A couple of weekends ago, April and I were possessed by an undying yearning to create a vegan turducken. Neither of us have ever had turducken, so the yearning wasn’t borne of a primal craving for Cajun sweet meat. (I go to Popeye’s on April Fools when that happens.) Instead it was rooted in the desire to veganize something profoundly absurd.
Our journey into the world of strange stuffed unmeats began on the hottest day of Summer at May Wah, a mecca of Asian-style mock exotic animal parts. There we had our pick between several vegan varieties of mock chicken and duck. We ended up going with a very cheap cartoonish chicken the color and density of yellow Play-doh. It was molded into a poultry profile complete with a drumstick, a wing, a decapitated neck, and a homogeneously bumpy texture meant to simulate plucked chicken skin. (Oh, no detail was spared!) The duck was a bit more authentic; it looked like something you might find at a Brazilian churrascaria. Our turkey options were limited to a tofu-skinned wheat blob, as we could find only one egg-free loaf. All the ingredients cost us only $12.
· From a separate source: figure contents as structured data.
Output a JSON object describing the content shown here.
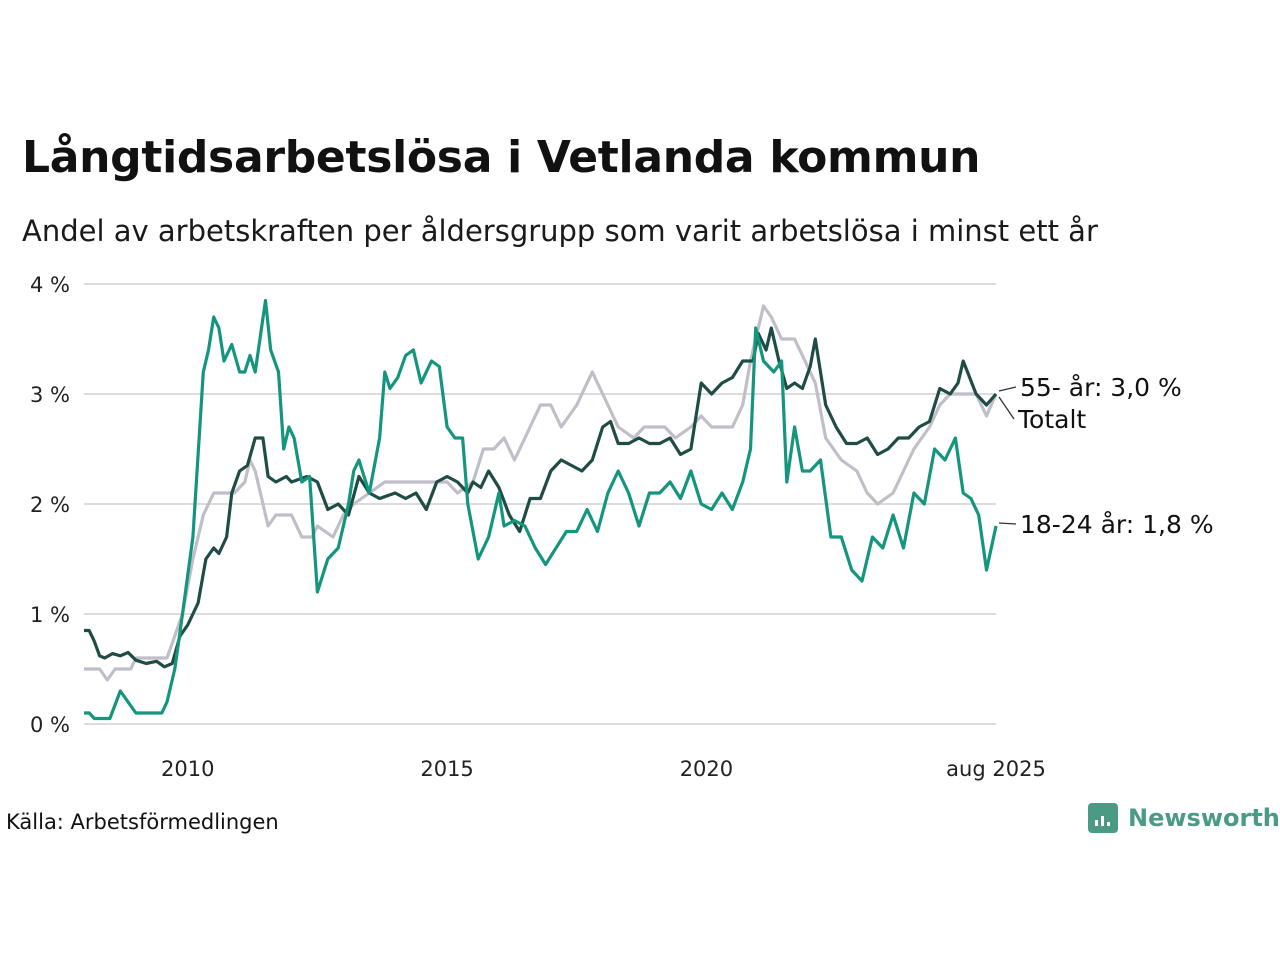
{
  "title": "Långtidsarbetslösa i Vetlanda kommun",
  "subtitle": "Andel av arbetskraften per åldersgrupp som varit arbetslösa i minst ett år",
  "source": "Källa: Arbetsförmedlingen",
  "brand": "Newsworthy",
  "chart_data": {
    "type": "line",
    "x_range": [
      2008.0,
      2025.583
    ],
    "ylim": [
      0,
      4
    ],
    "grid": true,
    "x_ticks": [
      {
        "value": 2010,
        "label": "2010"
      },
      {
        "value": 2015,
        "label": "2015"
      },
      {
        "value": 2020,
        "label": "2020"
      },
      {
        "value": 2025.583,
        "label": "aug 2025"
      }
    ],
    "y_ticks": [
      {
        "value": 0,
        "label": "0 %"
      },
      {
        "value": 1,
        "label": "1 %"
      },
      {
        "value": 2,
        "label": "2 %"
      },
      {
        "value": 3,
        "label": "3 %"
      },
      {
        "value": 4,
        "label": "4 %"
      }
    ],
    "series": [
      {
        "name": "Totalt",
        "end_label": "Totalt",
        "color": "#c0bec8",
        "points": [
          [
            2008.0,
            0.5
          ],
          [
            2008.3,
            0.5
          ],
          [
            2008.45,
            0.4
          ],
          [
            2008.6,
            0.5
          ],
          [
            2008.9,
            0.5
          ],
          [
            2009.0,
            0.6
          ],
          [
            2009.6,
            0.6
          ],
          [
            2009.9,
            1.0
          ],
          [
            2010.1,
            1.5
          ],
          [
            2010.3,
            1.9
          ],
          [
            2010.5,
            2.1
          ],
          [
            2010.9,
            2.1
          ],
          [
            2011.1,
            2.2
          ],
          [
            2011.2,
            2.4
          ],
          [
            2011.3,
            2.3
          ],
          [
            2011.4,
            2.1
          ],
          [
            2011.55,
            1.8
          ],
          [
            2011.7,
            1.9
          ],
          [
            2012.0,
            1.9
          ],
          [
            2012.2,
            1.7
          ],
          [
            2012.4,
            1.7
          ],
          [
            2012.5,
            1.8
          ],
          [
            2012.8,
            1.7
          ],
          [
            2013.0,
            1.9
          ],
          [
            2013.2,
            2.0
          ],
          [
            2013.5,
            2.1
          ],
          [
            2013.8,
            2.2
          ],
          [
            2014.3,
            2.2
          ],
          [
            2014.6,
            2.2
          ],
          [
            2015.0,
            2.2
          ],
          [
            2015.2,
            2.1
          ],
          [
            2015.5,
            2.2
          ],
          [
            2015.7,
            2.5
          ],
          [
            2015.9,
            2.5
          ],
          [
            2016.1,
            2.6
          ],
          [
            2016.3,
            2.4
          ],
          [
            2016.5,
            2.6
          ],
          [
            2016.8,
            2.9
          ],
          [
            2017.0,
            2.9
          ],
          [
            2017.2,
            2.7
          ],
          [
            2017.5,
            2.9
          ],
          [
            2017.8,
            3.2
          ],
          [
            2018.0,
            3.0
          ],
          [
            2018.3,
            2.7
          ],
          [
            2018.6,
            2.6
          ],
          [
            2018.8,
            2.7
          ],
          [
            2019.2,
            2.7
          ],
          [
            2019.4,
            2.6
          ],
          [
            2019.7,
            2.7
          ],
          [
            2019.9,
            2.8
          ],
          [
            2020.1,
            2.7
          ],
          [
            2020.3,
            2.7
          ],
          [
            2020.5,
            2.7
          ],
          [
            2020.7,
            2.9
          ],
          [
            2020.85,
            3.3
          ],
          [
            2021.0,
            3.6
          ],
          [
            2021.1,
            3.8
          ],
          [
            2021.25,
            3.7
          ],
          [
            2021.45,
            3.5
          ],
          [
            2021.7,
            3.5
          ],
          [
            2021.9,
            3.3
          ],
          [
            2022.1,
            3.1
          ],
          [
            2022.3,
            2.6
          ],
          [
            2022.6,
            2.4
          ],
          [
            2022.9,
            2.3
          ],
          [
            2023.1,
            2.1
          ],
          [
            2023.3,
            2.0
          ],
          [
            2023.6,
            2.1
          ],
          [
            2023.8,
            2.3
          ],
          [
            2024.0,
            2.5
          ],
          [
            2024.3,
            2.7
          ],
          [
            2024.5,
            2.9
          ],
          [
            2024.7,
            3.0
          ],
          [
            2024.9,
            3.0
          ],
          [
            2025.2,
            3.0
          ],
          [
            2025.4,
            2.8
          ],
          [
            2025.583,
            3.0
          ]
        ]
      },
      {
        "name": "55- år",
        "end_label": "55- år: 3,0 %",
        "color": "#1f4d45",
        "points": [
          [
            2008.0,
            0.85
          ],
          [
            2008.1,
            0.85
          ],
          [
            2008.2,
            0.75
          ],
          [
            2008.3,
            0.62
          ],
          [
            2008.4,
            0.6
          ],
          [
            2008.55,
            0.64
          ],
          [
            2008.7,
            0.62
          ],
          [
            2008.85,
            0.65
          ],
          [
            2009.0,
            0.58
          ],
          [
            2009.2,
            0.55
          ],
          [
            2009.4,
            0.57
          ],
          [
            2009.55,
            0.52
          ],
          [
            2009.7,
            0.55
          ],
          [
            2009.85,
            0.8
          ],
          [
            2010.0,
            0.9
          ],
          [
            2010.2,
            1.1
          ],
          [
            2010.35,
            1.5
          ],
          [
            2010.5,
            1.6
          ],
          [
            2010.6,
            1.55
          ],
          [
            2010.75,
            1.7
          ],
          [
            2010.85,
            2.1
          ],
          [
            2011.0,
            2.3
          ],
          [
            2011.15,
            2.35
          ],
          [
            2011.3,
            2.6
          ],
          [
            2011.45,
            2.6
          ],
          [
            2011.55,
            2.25
          ],
          [
            2011.7,
            2.2
          ],
          [
            2011.9,
            2.25
          ],
          [
            2012.0,
            2.2
          ],
          [
            2012.3,
            2.25
          ],
          [
            2012.5,
            2.2
          ],
          [
            2012.7,
            1.95
          ],
          [
            2012.9,
            2.0
          ],
          [
            2013.1,
            1.9
          ],
          [
            2013.3,
            2.25
          ],
          [
            2013.5,
            2.1
          ],
          [
            2013.7,
            2.05
          ],
          [
            2014.0,
            2.1
          ],
          [
            2014.2,
            2.05
          ],
          [
            2014.4,
            2.1
          ],
          [
            2014.6,
            1.95
          ],
          [
            2014.8,
            2.2
          ],
          [
            2015.0,
            2.25
          ],
          [
            2015.2,
            2.2
          ],
          [
            2015.4,
            2.1
          ],
          [
            2015.5,
            2.2
          ],
          [
            2015.65,
            2.15
          ],
          [
            2015.8,
            2.3
          ],
          [
            2016.0,
            2.15
          ],
          [
            2016.2,
            1.9
          ],
          [
            2016.4,
            1.75
          ],
          [
            2016.6,
            2.05
          ],
          [
            2016.8,
            2.05
          ],
          [
            2017.0,
            2.3
          ],
          [
            2017.2,
            2.4
          ],
          [
            2017.4,
            2.35
          ],
          [
            2017.6,
            2.3
          ],
          [
            2017.8,
            2.4
          ],
          [
            2018.0,
            2.7
          ],
          [
            2018.15,
            2.75
          ],
          [
            2018.3,
            2.55
          ],
          [
            2018.5,
            2.55
          ],
          [
            2018.7,
            2.6
          ],
          [
            2018.9,
            2.55
          ],
          [
            2019.1,
            2.55
          ],
          [
            2019.3,
            2.6
          ],
          [
            2019.5,
            2.45
          ],
          [
            2019.7,
            2.5
          ],
          [
            2019.9,
            3.1
          ],
          [
            2020.1,
            3.0
          ],
          [
            2020.3,
            3.1
          ],
          [
            2020.5,
            3.15
          ],
          [
            2020.7,
            3.3
          ],
          [
            2020.9,
            3.3
          ],
          [
            2021.0,
            3.55
          ],
          [
            2021.15,
            3.4
          ],
          [
            2021.25,
            3.6
          ],
          [
            2021.4,
            3.3
          ],
          [
            2021.55,
            3.05
          ],
          [
            2021.7,
            3.1
          ],
          [
            2021.85,
            3.05
          ],
          [
            2022.0,
            3.25
          ],
          [
            2022.1,
            3.5
          ],
          [
            2022.3,
            2.9
          ],
          [
            2022.5,
            2.7
          ],
          [
            2022.7,
            2.55
          ],
          [
            2022.9,
            2.55
          ],
          [
            2023.1,
            2.6
          ],
          [
            2023.3,
            2.45
          ],
          [
            2023.5,
            2.5
          ],
          [
            2023.7,
            2.6
          ],
          [
            2023.9,
            2.6
          ],
          [
            2024.1,
            2.7
          ],
          [
            2024.3,
            2.75
          ],
          [
            2024.5,
            3.05
          ],
          [
            2024.7,
            3.0
          ],
          [
            2024.85,
            3.1
          ],
          [
            2024.95,
            3.3
          ],
          [
            2025.2,
            3.0
          ],
          [
            2025.4,
            2.9
          ],
          [
            2025.583,
            3.0
          ]
        ]
      },
      {
        "name": "18-24 år",
        "end_label": "18-24 år: 1,8 %",
        "color": "#14957e",
        "points": [
          [
            2008.0,
            0.1
          ],
          [
            2008.1,
            0.1
          ],
          [
            2008.2,
            0.05
          ],
          [
            2008.5,
            0.05
          ],
          [
            2008.7,
            0.3
          ],
          [
            2008.85,
            0.2
          ],
          [
            2009.0,
            0.1
          ],
          [
            2009.5,
            0.1
          ],
          [
            2009.6,
            0.2
          ],
          [
            2009.75,
            0.5
          ],
          [
            2009.9,
            1.0
          ],
          [
            2010.1,
            1.7
          ],
          [
            2010.3,
            3.2
          ],
          [
            2010.4,
            3.4
          ],
          [
            2010.5,
            3.7
          ],
          [
            2010.6,
            3.6
          ],
          [
            2010.7,
            3.3
          ],
          [
            2010.85,
            3.45
          ],
          [
            2011.0,
            3.2
          ],
          [
            2011.1,
            3.2
          ],
          [
            2011.2,
            3.35
          ],
          [
            2011.3,
            3.2
          ],
          [
            2011.5,
            3.85
          ],
          [
            2011.6,
            3.4
          ],
          [
            2011.75,
            3.2
          ],
          [
            2011.85,
            2.5
          ],
          [
            2011.95,
            2.7
          ],
          [
            2012.05,
            2.6
          ],
          [
            2012.2,
            2.2
          ],
          [
            2012.35,
            2.25
          ],
          [
            2012.5,
            1.2
          ],
          [
            2012.7,
            1.5
          ],
          [
            2012.9,
            1.6
          ],
          [
            2013.1,
            2.0
          ],
          [
            2013.2,
            2.3
          ],
          [
            2013.3,
            2.4
          ],
          [
            2013.5,
            2.1
          ],
          [
            2013.7,
            2.6
          ],
          [
            2013.8,
            3.2
          ],
          [
            2013.9,
            3.05
          ],
          [
            2014.05,
            3.15
          ],
          [
            2014.2,
            3.35
          ],
          [
            2014.35,
            3.4
          ],
          [
            2014.5,
            3.1
          ],
          [
            2014.7,
            3.3
          ],
          [
            2014.85,
            3.25
          ],
          [
            2015.0,
            2.7
          ],
          [
            2015.15,
            2.6
          ],
          [
            2015.3,
            2.6
          ],
          [
            2015.4,
            2.0
          ],
          [
            2015.6,
            1.5
          ],
          [
            2015.8,
            1.7
          ],
          [
            2016.0,
            2.1
          ],
          [
            2016.1,
            1.8
          ],
          [
            2016.3,
            1.85
          ],
          [
            2016.5,
            1.8
          ],
          [
            2016.7,
            1.6
          ],
          [
            2016.9,
            1.45
          ],
          [
            2017.1,
            1.6
          ],
          [
            2017.3,
            1.75
          ],
          [
            2017.5,
            1.75
          ],
          [
            2017.7,
            1.95
          ],
          [
            2017.9,
            1.75
          ],
          [
            2018.1,
            2.1
          ],
          [
            2018.3,
            2.3
          ],
          [
            2018.5,
            2.1
          ],
          [
            2018.7,
            1.8
          ],
          [
            2018.9,
            2.1
          ],
          [
            2019.1,
            2.1
          ],
          [
            2019.3,
            2.2
          ],
          [
            2019.5,
            2.05
          ],
          [
            2019.7,
            2.3
          ],
          [
            2019.9,
            2.0
          ],
          [
            2020.1,
            1.95
          ],
          [
            2020.3,
            2.1
          ],
          [
            2020.5,
            1.95
          ],
          [
            2020.7,
            2.2
          ],
          [
            2020.85,
            2.5
          ],
          [
            2020.95,
            3.6
          ],
          [
            2021.1,
            3.3
          ],
          [
            2021.3,
            3.2
          ],
          [
            2021.45,
            3.3
          ],
          [
            2021.55,
            2.2
          ],
          [
            2021.7,
            2.7
          ],
          [
            2021.85,
            2.3
          ],
          [
            2022.0,
            2.3
          ],
          [
            2022.2,
            2.4
          ],
          [
            2022.4,
            1.7
          ],
          [
            2022.6,
            1.7
          ],
          [
            2022.8,
            1.4
          ],
          [
            2023.0,
            1.3
          ],
          [
            2023.2,
            1.7
          ],
          [
            2023.4,
            1.6
          ],
          [
            2023.6,
            1.9
          ],
          [
            2023.8,
            1.6
          ],
          [
            2024.0,
            2.1
          ],
          [
            2024.2,
            2.0
          ],
          [
            2024.4,
            2.5
          ],
          [
            2024.6,
            2.4
          ],
          [
            2024.8,
            2.6
          ],
          [
            2024.95,
            2.1
          ],
          [
            2025.1,
            2.05
          ],
          [
            2025.25,
            1.9
          ],
          [
            2025.4,
            1.4
          ],
          [
            2025.583,
            1.8
          ]
        ]
      }
    ]
  }
}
Once we got back to April’s place, we slipped into our bathing suit bottoms, opened some beer, and popped the first season of Dallas into the DVD player. We were officially ready to rock! Our approach was quite simple. We sliced the turkey in half and piled duck chunks on top of of one half. We then placed our chicken atop of the pile before tossing on more duck chunks and finally the turkey top. After inserting a few dozen toothpicks to give our turducken stability, I caringly basted it with a homemade marinade of olive oil, Bragg’s, cider vinegar, and garlic. We then surrounded the alterna-beast with baby carrots and chunks of potatoes before baking it for about 45 minutes. (You can watch our exciting turducken photo tutorial here!)
Staying true to the first four letters of its name, the turducken tasted kind of crappy. At least, April and I thought so. Jason D., my girlfriend, and April’s omni roommate all felt differently–the three of them cleaned their plates.
It should come as no surprise that a brief tour of “vegan + turducken” on Google proves other vegans have had this idea before. LeftyMom created a traditional turducken using a smorgasbord of Chinese mock meats and a Tofurky holiday loaf. Beverly made a more porky Tofu-cken (pictured here) using vegan bacon, Field Roast sausages, and veggie dogs stuffed into a Tofurky holiday loaf. Pink Haired Girl took direction from Vegan with a Vengeance and stuffed chopped squash into another whole, larger squash. Sure this may be a far Hippier cry from traditional turducken, but it also looks the tastiest. (I’d bob for that turducken any day!)